Werte Frau Vorsteherin,

werte Kolleginnen und Kollegen!

 

Ich gebe Herrn Tschierschke völlig recht, wenn er sagt, die Planungshorizonte sind zu lang. Das Projekt ist alt und aus der Zeit gefallen und heute würde man das nicht mehr machen. Doch es gibt offensichtlich niemanden, der bereit ist, diese Projekte an die Gegebenheiten der heutigen Zeit anzupassen.

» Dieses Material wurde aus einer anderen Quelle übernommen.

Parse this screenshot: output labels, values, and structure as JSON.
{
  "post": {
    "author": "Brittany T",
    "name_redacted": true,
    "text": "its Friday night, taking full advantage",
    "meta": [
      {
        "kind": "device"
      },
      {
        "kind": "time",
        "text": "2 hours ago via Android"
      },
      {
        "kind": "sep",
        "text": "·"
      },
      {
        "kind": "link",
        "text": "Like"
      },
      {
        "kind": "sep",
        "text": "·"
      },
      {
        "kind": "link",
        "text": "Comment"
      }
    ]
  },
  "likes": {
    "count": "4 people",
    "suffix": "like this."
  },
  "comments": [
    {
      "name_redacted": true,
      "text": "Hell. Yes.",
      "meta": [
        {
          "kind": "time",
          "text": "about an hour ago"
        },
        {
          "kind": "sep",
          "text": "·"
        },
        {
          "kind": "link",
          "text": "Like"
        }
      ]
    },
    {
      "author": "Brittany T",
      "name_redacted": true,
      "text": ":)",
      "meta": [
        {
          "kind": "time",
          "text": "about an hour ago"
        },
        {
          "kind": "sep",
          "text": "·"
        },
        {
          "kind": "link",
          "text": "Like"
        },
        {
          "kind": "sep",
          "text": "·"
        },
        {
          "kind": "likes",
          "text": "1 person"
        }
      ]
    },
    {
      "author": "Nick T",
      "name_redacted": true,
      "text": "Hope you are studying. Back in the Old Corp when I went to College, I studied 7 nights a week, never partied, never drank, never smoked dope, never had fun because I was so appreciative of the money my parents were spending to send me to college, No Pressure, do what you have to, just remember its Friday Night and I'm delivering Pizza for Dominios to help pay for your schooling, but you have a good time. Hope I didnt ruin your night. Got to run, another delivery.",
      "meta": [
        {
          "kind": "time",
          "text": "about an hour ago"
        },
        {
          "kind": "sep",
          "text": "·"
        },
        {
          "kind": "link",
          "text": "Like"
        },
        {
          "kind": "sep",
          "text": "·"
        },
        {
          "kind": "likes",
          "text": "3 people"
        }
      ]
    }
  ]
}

Wir diskutieren heute, am internationalen autofreien Tag und am Vorabend eines globalen Klimastreiks; in einer Zeit, in der der Klimaschutzbeirat der Bundesregierung dem Verkehrsminister ein vernichtendes Zeugnis für seine Sofortmaßnahmen zum Klimaschutz ausstellt und von „Arbeitsverweigerung“ spricht; in einer Zeit, in der genau die Autobahn GmbH, von der hier die ganze Zeit die Rede ist und die für Sie an Ihre Stelle getreten ist und gegen eine Fahrradsternfahrt über eine Autobahn zur Übergabe der Unterschriften für ein Volksbegehren für ein hessisches Verkehrswendegesetz geklagt hat. In diesen Zeiten leben wir heute. Über diese Zeiten sprechen wir. Quer über alle politischen Fraktionen der Stadtverordnetenversammlung hinweg wird stets betont, dass ein Autobahnausbau mitten im Stadtgebiet mit den Planungen, wie sie uns im Planfeststellungsbeschluss vorliegen, heute nicht mehr zustimmungsfähig wäre. Grüne Bundestagsabgeordnete filmen Reels für Instagram im Fechenheimer Wald, grüne Stadtverordnete erklären in Pressemitteilungen, sie hielten angesichts der Klimakatastrophe und des Ziels einer Mobilitätswende den Riederwaldtunnel und die damit verbundene Fällung von Bäumen für falsch und anachronistisch.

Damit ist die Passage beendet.